W 1960 r. założył sklep muzyczny w Londynie. Najpierw sprzedawał perkusje, potem poszerzył ofertę o gitary. Kiedy angielscy gitarzyści, w tym Pete Townshend z The Who, zwrócili mu uwagę, że nie ma brytyjskiej alternatywy dla drogich, amerykańskich wzmacniaczy, zaprojektował własny wzorując się na konstrukcji Fender Bassman. W projektowaniu i wykonywaniu prototypów pomagał mu 18-letni elektronik Dudley Craven. Dopiero szósty prototyp miał oryginalne brzmienie, które satysfakcjonowało Marshalla. Wzmacniacz był lampowy, dopiero wraz z pojawieniem się tranzystorów włączył je do swojej oferty. Ale legendarne brzmienie rock and rolla, cenione do dziś, utożsamiane jest z lampowym wzmacniaczem JTM 45, który jest oddzielony od skrzyni z głośnikami. To rozwiązanie miał mu podsunąć Townshend, który potrzebował dużego i głośnego wzmacniacza. Litery JTM w nazwie modelu, to inicjały od Jim, Terry (jego syn) Marshall.
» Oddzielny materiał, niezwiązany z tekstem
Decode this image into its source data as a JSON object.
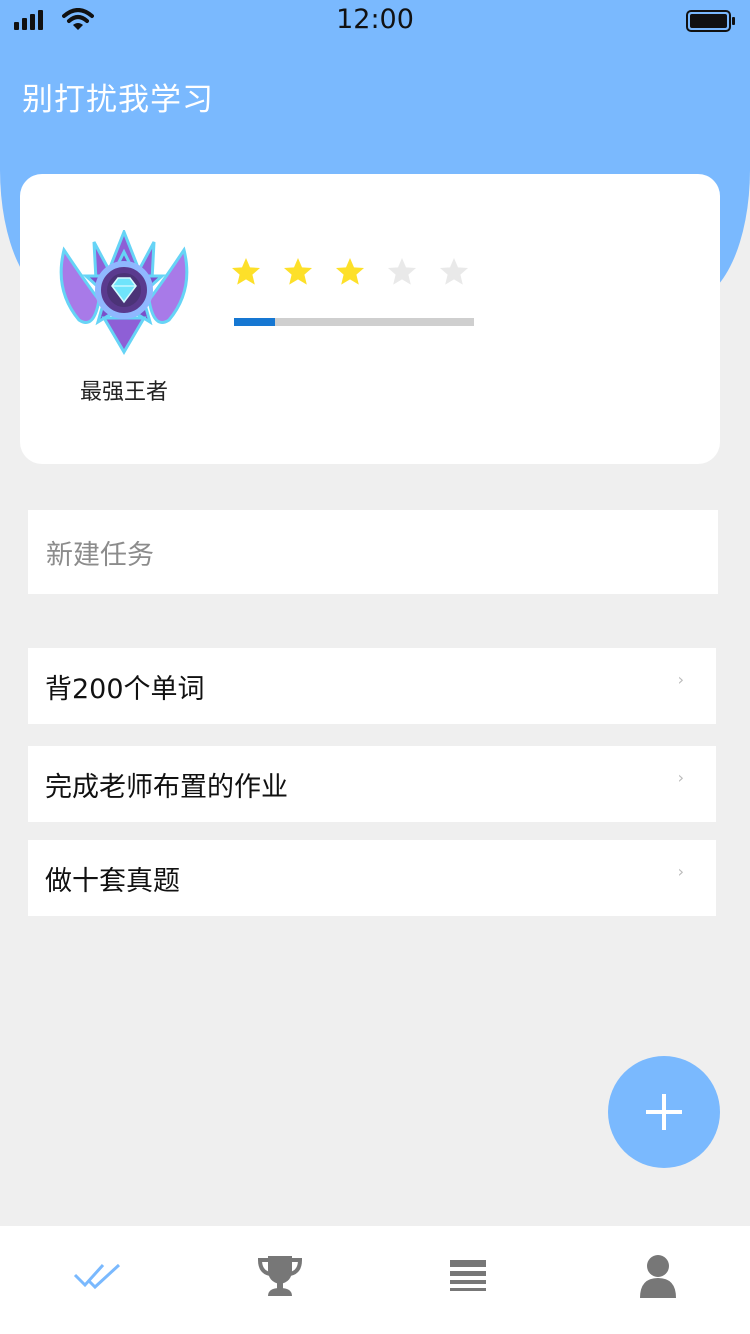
{
  "status_bar": {
    "time": "12:00",
    "icons": [
      "signal-icon",
      "wifi-icon",
      "battery-icon"
    ]
  },
  "header": {
    "title": "别打扰我学习"
  },
  "rank_card": {
    "rank_name": "最强王者",
    "badge_icon": "diamond-badge-icon",
    "stars_total": 5,
    "stars_filled": 3,
    "progress_fraction": 0.17
  },
  "new_task": {
    "placeholder": "新建任务"
  },
  "tasks": [
    {
      "label": "背200个单词"
    },
    {
      "label": "完成老师布置的作业"
    },
    {
      "label": "做十套真题"
    }
  ],
  "fab": {
    "icon": "plus-icon"
  },
  "tab_bar": {
    "items": [
      {
        "icon": "double-check-icon",
        "active": true
      },
      {
        "icon": "trophy-icon",
        "active": false
      },
      {
        "icon": "list-icon",
        "active": false
      },
      {
        "icon": "user-icon",
        "active": false
      }
    ]
  },
  "colors": {
    "primary": "#7ab9fe",
    "progress": "#1677d2",
    "star_filled": "#fde029",
    "star_empty": "#e9e9e9",
    "tab_inactive": "#777777"
  }
}
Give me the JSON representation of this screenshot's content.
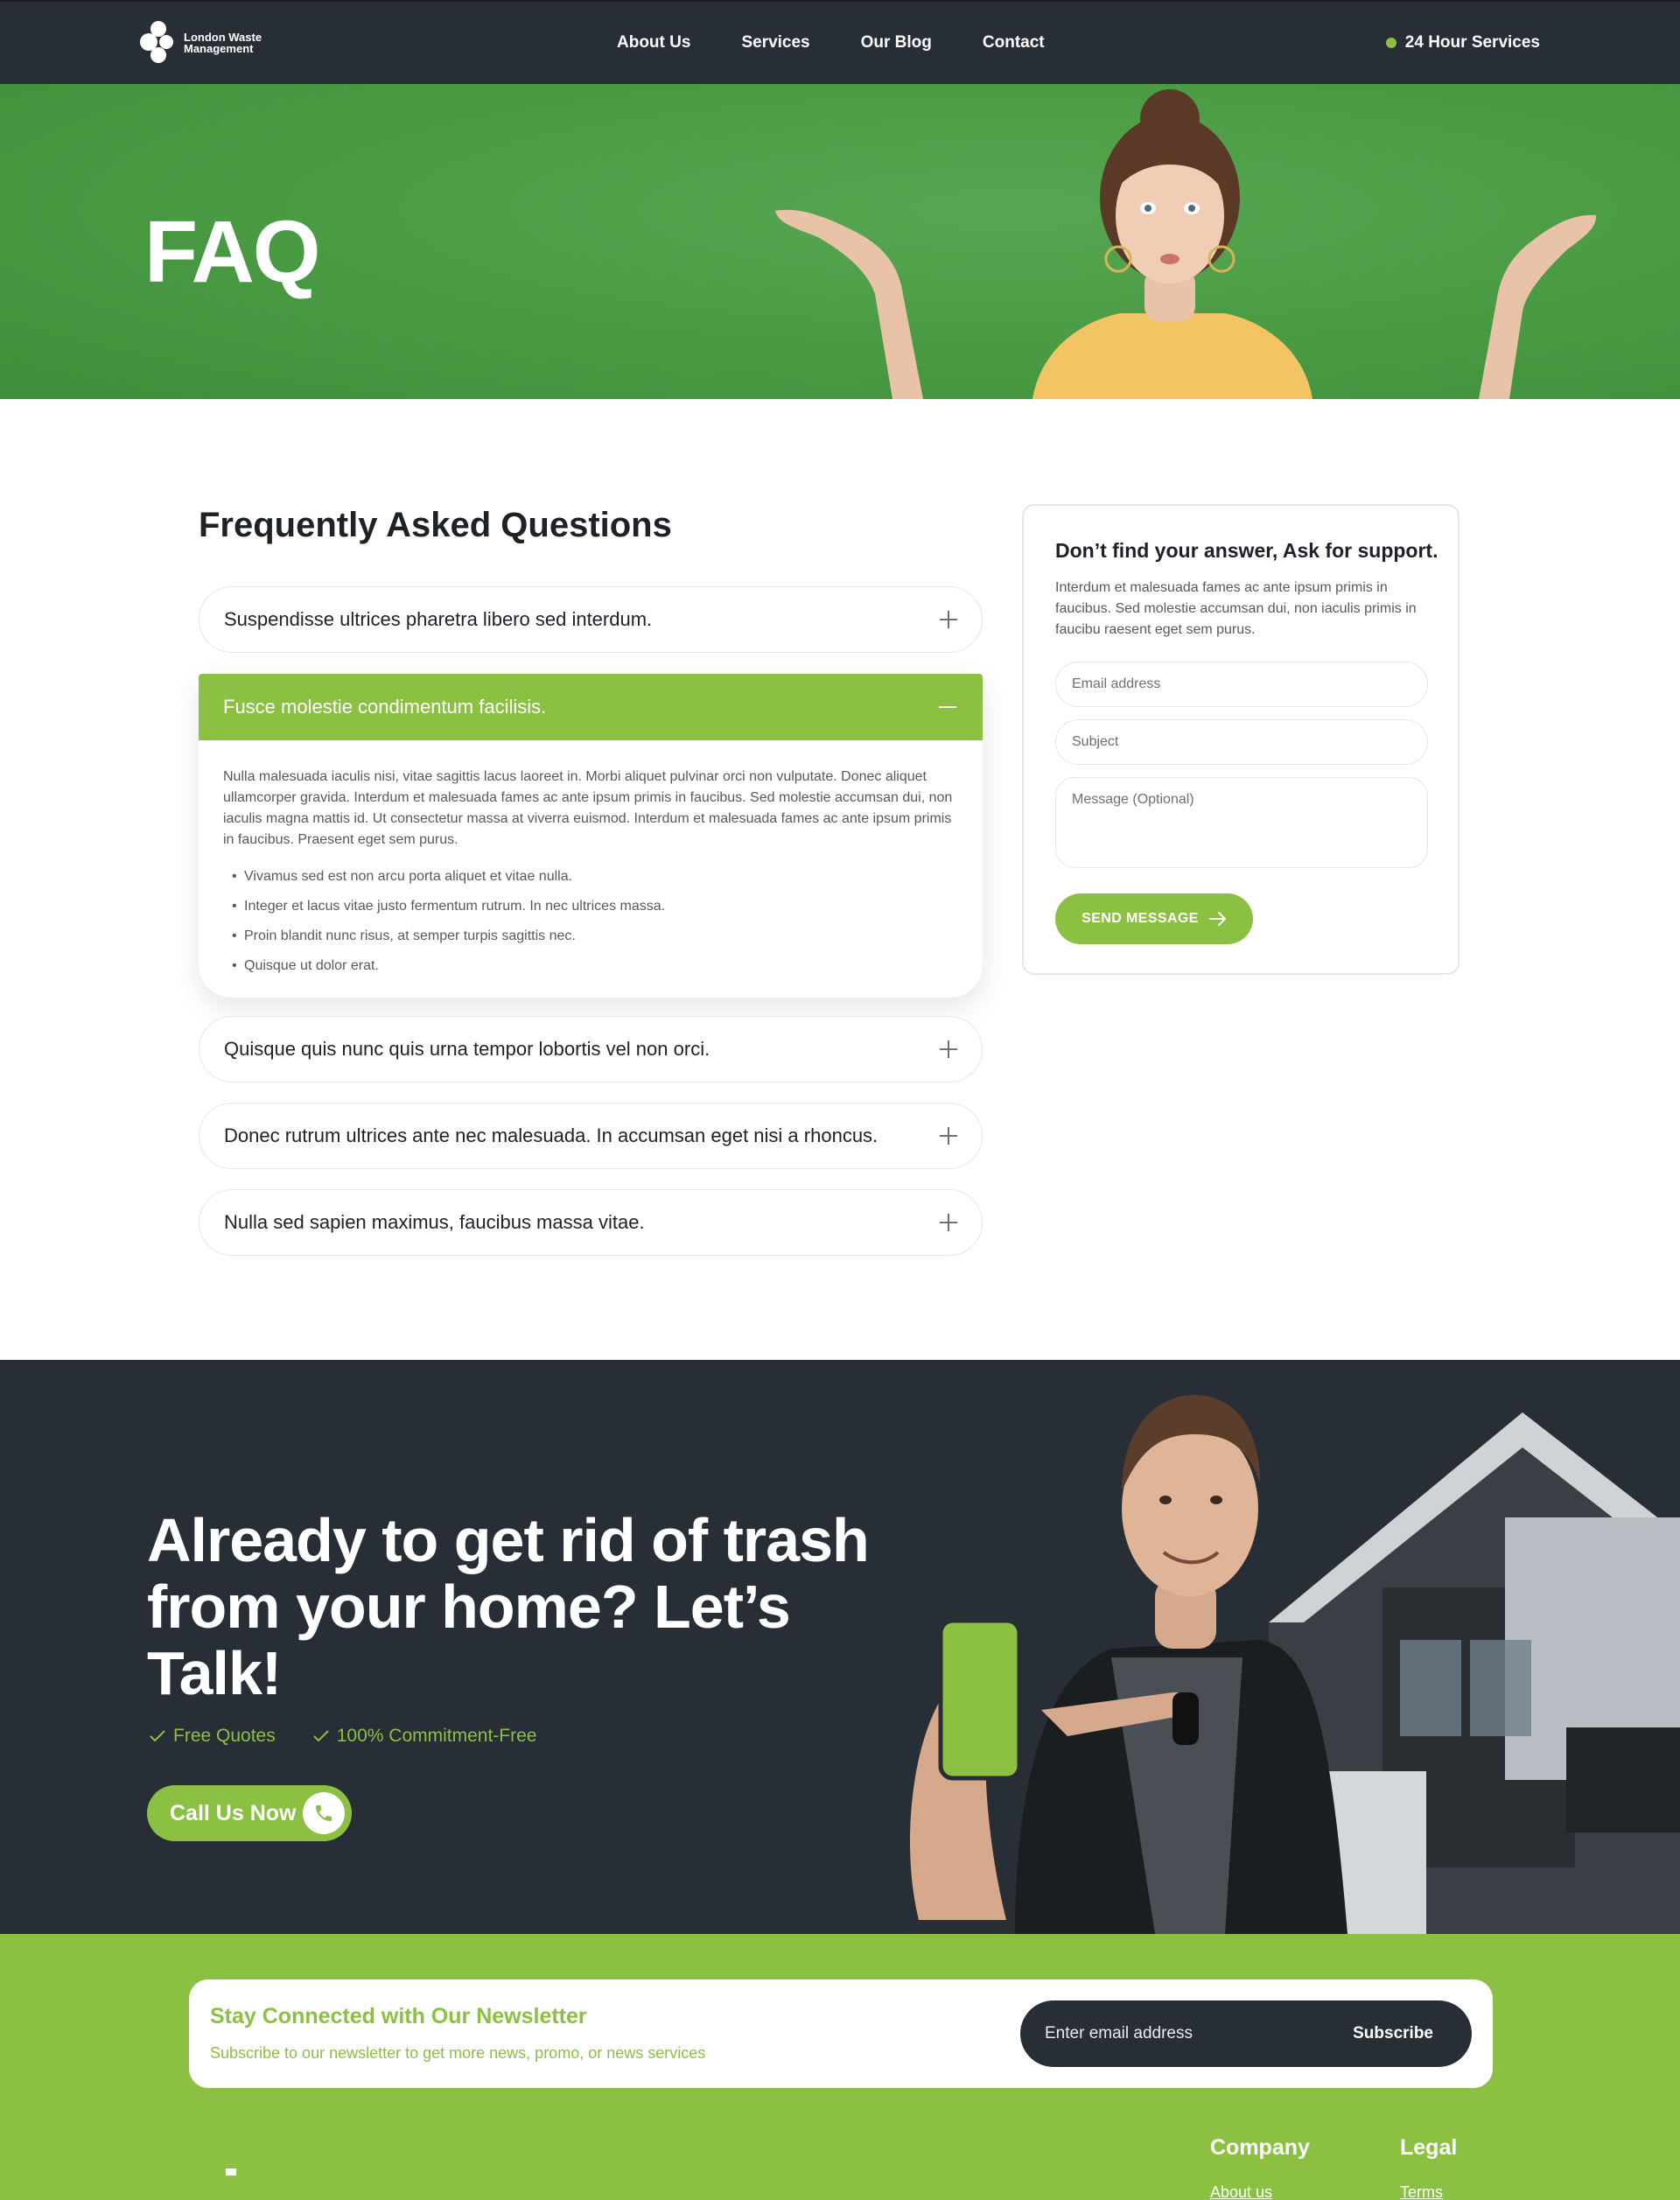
{
  "brand": {
    "name_line1": "London Waste",
    "name_line2": "Management"
  },
  "nav": {
    "links": [
      "About Us",
      "Services",
      "Our Blog",
      "Contact"
    ],
    "service_label": "24 Hour Services"
  },
  "hero": {
    "title": "FAQ"
  },
  "faq": {
    "title": "Frequently Asked Questions",
    "items": [
      {
        "question": "Suspendisse ultrices pharetra libero sed interdum."
      },
      {
        "question": "Fusce molestie condimentum facilisis.",
        "answer": "Nulla malesuada iaculis nisi, vitae sagittis lacus laoreet in. Morbi aliquet pulvinar orci non vulputate. Donec aliquet ullamcorper gravida. Interdum et malesuada fames ac ante ipsum primis in faucibus. Sed molestie accumsan dui, non iaculis magna mattis id. Ut consectetur massa at viverra euismod. Interdum et malesuada fames ac ante ipsum primis in faucibus. Praesent eget sem purus.",
        "bullets": [
          "Vivamus sed est non arcu porta aliquet et vitae nulla.",
          "Integer et lacus vitae justo fermentum rutrum. In nec ultrices massa.",
          "Proin blandit nunc risus, at semper turpis sagittis nec.",
          "Quisque ut dolor erat."
        ]
      },
      {
        "question": "Quisque quis nunc quis urna tempor lobortis vel non orci."
      },
      {
        "question": "Donec rutrum ultrices ante nec malesuada. In accumsan eget nisi a rhoncus."
      },
      {
        "question": "Nulla sed sapien maximus, faucibus massa vitae."
      }
    ]
  },
  "support": {
    "title": "Don’t find your answer, Ask for support.",
    "text": "Interdum et malesuada fames ac ante ipsum primis in faucibus. Sed molestie accumsan dui, non iaculis primis in faucibu raesent eget sem purus.",
    "email_placeholder": "Email address",
    "subject_placeholder": "Subject",
    "message_placeholder": "Message (Optional)",
    "send_label": "SEND MESSAGE"
  },
  "cta": {
    "title": "Already to get rid of trash from your home? Let’s Talk!",
    "checks": [
      "Free Quotes",
      "100% Commitment-Free"
    ],
    "call_label": "Call Us Now"
  },
  "newsletter": {
    "title": "Stay Connected with Our Newsletter",
    "subtitle": "Subscribe to our newsletter to get more news, promo, or news services",
    "placeholder": "Enter email address",
    "button": "Subscribe"
  },
  "footer": {
    "columns": [
      {
        "title": "Company",
        "first_link": "About us"
      },
      {
        "title": "Legal",
        "first_link": "Terms"
      }
    ]
  },
  "colors": {
    "accent": "#8cc043",
    "dark": "#282e35",
    "hero_green": "#4c9c46"
  }
}
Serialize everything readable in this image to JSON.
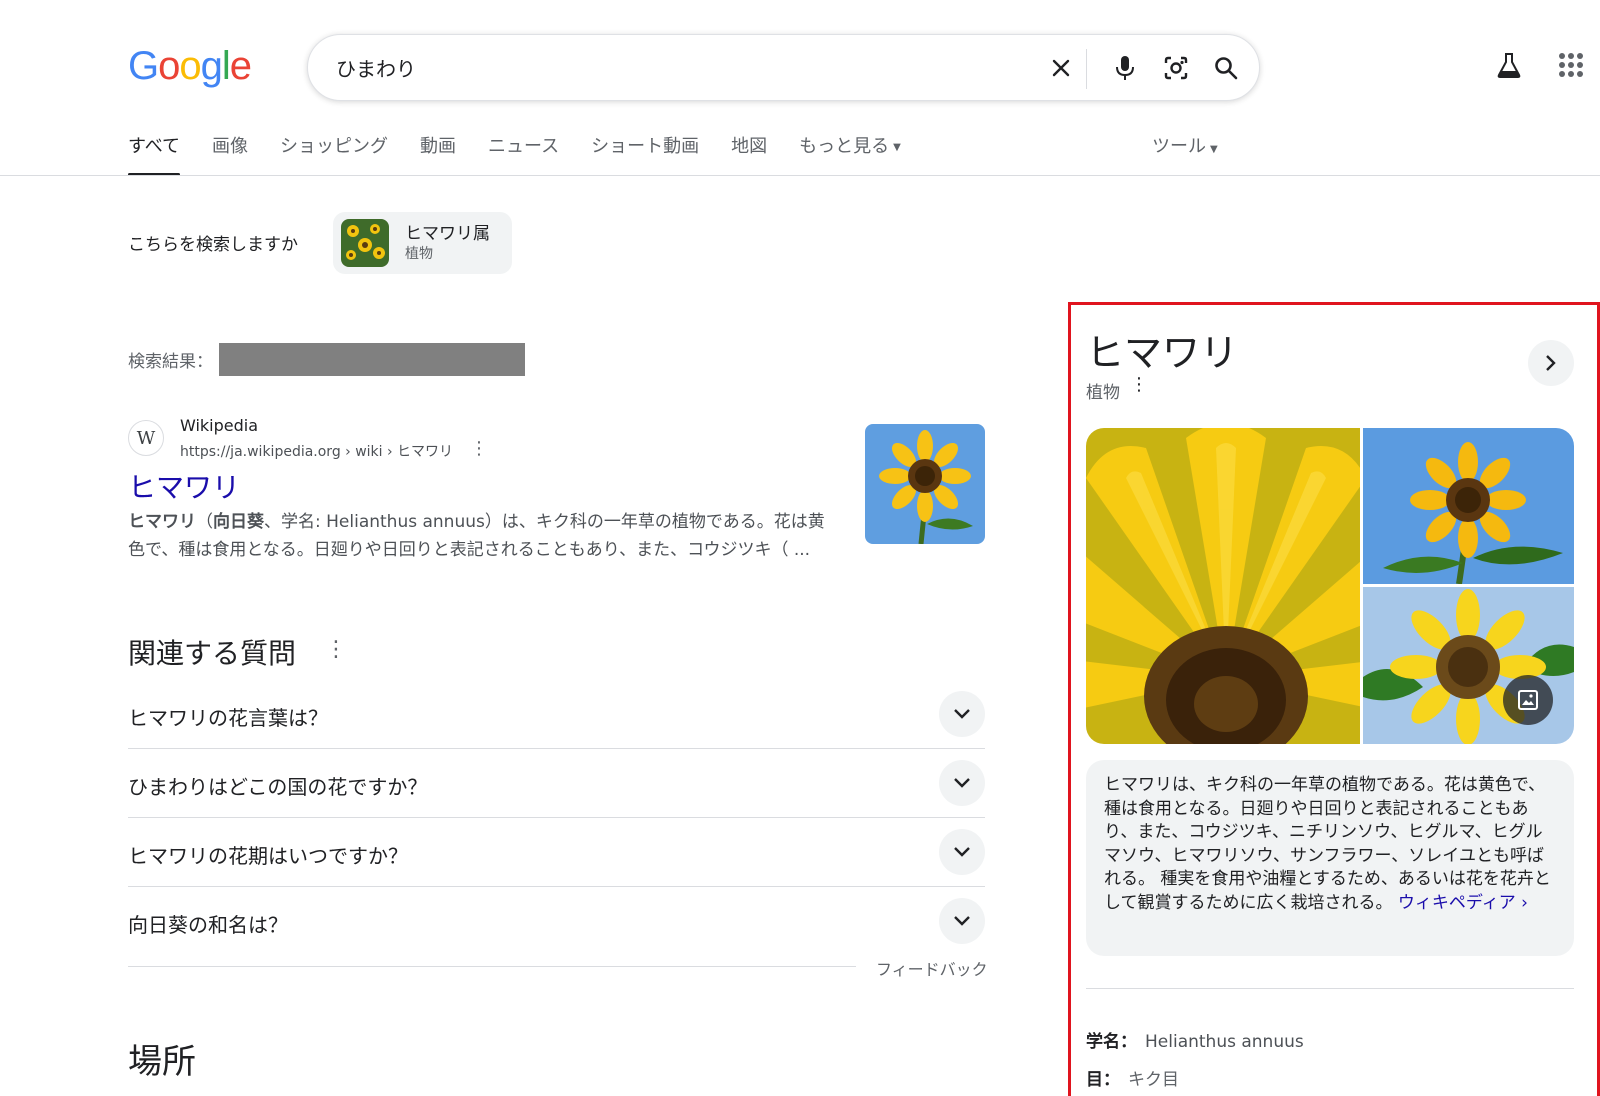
{
  "logo": {
    "letters": [
      "G",
      "o",
      "o",
      "g",
      "l",
      "e"
    ],
    "colors": [
      "#4285f4",
      "#ea4335",
      "#fbbc05",
      "#4285f4",
      "#34a853",
      "#ea4335"
    ]
  },
  "search": {
    "query": "ひまわり",
    "icons": [
      "close-icon",
      "mic-icon",
      "lens-icon",
      "search-icon"
    ]
  },
  "top_right": {
    "labs_icon": "flask-icon",
    "apps_icon": "apps-grid-icon"
  },
  "tabs": [
    {
      "label": "すべて",
      "active": true
    },
    {
      "label": "画像"
    },
    {
      "label": "ショッピング"
    },
    {
      "label": "動画"
    },
    {
      "label": "ニュース"
    },
    {
      "label": "ショート動画"
    },
    {
      "label": "地図"
    },
    {
      "label": "もっと見る",
      "caret": true
    }
  ],
  "tools_label": "ツール",
  "did_you_mean": {
    "label": "こちらを検索しますか",
    "chip_title": "ヒマワリ属",
    "chip_sub": "植物"
  },
  "results_label": "検索結果：",
  "result": {
    "favicon": "W",
    "site": "Wikipedia",
    "url": "https://ja.wikipedia.org › wiki › ヒマワリ",
    "title": "ヒマワリ",
    "snippet_bold1": "ヒマワリ",
    "snippet_paren_open": "（",
    "snippet_bold2": "向日葵",
    "snippet_rest": "、学名: Helianthus annuus）は、キク科の一年草の植物である。花は黄色で、種は食用となる。日廻りや日回りと表記されることもあり、また、コウジツキ（ ..."
  },
  "related": {
    "title": "関連する質問",
    "questions": [
      "ヒマワリの花言葉は？",
      "ひまわりはどこの国の花ですか？",
      "ヒマワリの花期はいつですか？",
      "向日葵の和名は？"
    ],
    "feedback": "フィードバック"
  },
  "places_title": "場所",
  "knowledge_panel": {
    "title": "ヒマワリ",
    "subtitle": "植物",
    "description": "ヒマワリは、キク科の一年草の植物である。花は黄色で、種は食用となる。日廻りや日回りと表記されることもあり、また、コウジツキ、ニチリンソウ、ヒグルマ、ヒグルマソウ、ヒマワリソウ、サンフラワー、ソレイユとも呼ばれる。 種実を食用や油糧とするため、あるいは花を花卉として観賞するために広く栽培される。",
    "source_link": "ウィキペディア ›",
    "facts": [
      {
        "key": "学名：",
        "value": "Helianthus annuus"
      },
      {
        "key": "目：",
        "value": "キク目"
      }
    ]
  },
  "colors": {
    "link_blue": "#1a0dab",
    "highlight_red": "#e0141e",
    "chip_bg": "#f1f3f4"
  }
}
Firma o nazwie Marshall Amplification powstała w 1962 r. i szybko zdobyła popularność wśród brytyjskich muzyków. Wzmacniaczy z charakterystycznym logo i czarnej obudowie zaczęli używać m.in.: Jimi Hendrix, Eric Clapton i Jimi Page. Na koncertach akustycy ustawiali monumentalne ściany tzw. „Marshall Stack" z głośnikami i wzmacniaczami tej firmy. Stały się one synonimem mocnego, rockowego brzmienia uwielbianego przez fanów tej muzyki. Zespoły prześcigały się w liczbie wykorzystanych wzmacniaczy. Na początku lat 70. największe „Marshall Stack" ustawiali akustycy grupy Blue Öyster Cult.

Później rekordy bili: Yngwie Malmsteen oraz Kerry King i Jeff Hanneman z grupy Slayer. Na swojej trasie w 2011 r. Malmsteen korzystał z 60 zestawów wzmacniacza z głośnikami. Wzmacniaczy Marshalla używają zespoły Judas Priest, Metallica i gitarzysta Slash.

Jim „Father of Loud" Marshall był jednym z czterech najważniejszych innowatorów sprzętu utożsamianego z rewolucją rock and rolla, później ekspansją rocka. Trzej pozostali to: twórcy gitar Leo Fender i Les Paul oraz Seth Lover, wynalazca elektrycznego przetwornika „humbucker", który umożliwił skonstruowanie gitary elektrycznej.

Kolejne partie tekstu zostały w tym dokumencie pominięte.